Today total thyroidectomy has become the preferred operation for a variety of thyroid disorders. Wheeler commented in editorial in the Lancet, "Total thyroidectomy for benign thyroid disease is likely to become an accepted component of the endocrine surgeon\\\'s armamentarium."15
Parathyroid glands are at risk of being damaged during total thyroidectomy mainly due to inadvertent removal, interruption of the blood supply and haematoma formation.4,16 Careful preservation of the parathyroid glands in situ is the goal, but not always practical, and the results have been unpredictable. A normal looking parathyroid gland in situ may not function post-operatively. For this reason, thyroid surgeons adopted the technique of autotransplantation.
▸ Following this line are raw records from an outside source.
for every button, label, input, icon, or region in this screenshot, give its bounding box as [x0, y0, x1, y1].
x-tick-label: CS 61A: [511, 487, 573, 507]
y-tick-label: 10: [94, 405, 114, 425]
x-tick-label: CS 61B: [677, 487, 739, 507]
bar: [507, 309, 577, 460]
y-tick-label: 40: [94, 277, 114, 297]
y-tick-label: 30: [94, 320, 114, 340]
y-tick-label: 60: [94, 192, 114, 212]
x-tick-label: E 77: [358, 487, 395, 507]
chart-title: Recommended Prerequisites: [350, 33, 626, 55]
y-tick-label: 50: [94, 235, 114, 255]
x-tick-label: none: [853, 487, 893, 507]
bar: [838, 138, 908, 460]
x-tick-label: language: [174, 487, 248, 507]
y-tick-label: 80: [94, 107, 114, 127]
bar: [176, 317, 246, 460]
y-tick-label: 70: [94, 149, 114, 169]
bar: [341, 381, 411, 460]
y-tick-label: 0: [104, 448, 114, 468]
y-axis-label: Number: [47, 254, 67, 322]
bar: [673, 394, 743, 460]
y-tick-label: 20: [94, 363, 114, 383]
There are two schools of thought; one advocates selective autotransplantation while the other favours routine autotransplantation. Selective autotransplantation means that parathyroid glands should be auto-transplanted whenever the viability of the gland in situ is in question. In this approach, the surgeon usually has a false sense of security that the blood supply is adequate, which in reality is not, but with the evolution of surgical techniques and adoption of intracapsular dissection, the results have improved. Routine autotransplantation means that at least one parathyroid gland be removed and auto-transplanted.17,18 Our study favours the latter approach.
In routine autotransplantation, even if there is damage to the rest of the glands, the transplanted gland will resume function with in a few weeks. During this time, the patient may undergo a period of transient hypocalcaemia, but in the long term, as the transplanted gland regains function, the risk of permanent hypoparathyroidism is practically abolished. During this lag period, the patient is advised to take calcium and vitamin D supplements. In our study, the patients were routinely prescribed these supplements.19,20
A careful search of the literature reveals that transplantation of at least one gland has a more predictable outcome compared to leaving all glands in situ. Due to this fact, leading centres of thyroid surgery throughout the world have started the policy of more frequent total thyroidectomy and routine autotransplantation of at least one parathyroid gland.1,3,7,16 It will increase the risk of hypocalcaemia in the short term, but has in theory the potential to reduce the incidence of iatrogenic permanent hypoparathyroidism to zero.18
Routine autotransplantation of parathyroid glands is the preferred procedure to ensure good parathyroid function. At least one in the course of total thyroidectomy is recommended as the outcome gets more predictable.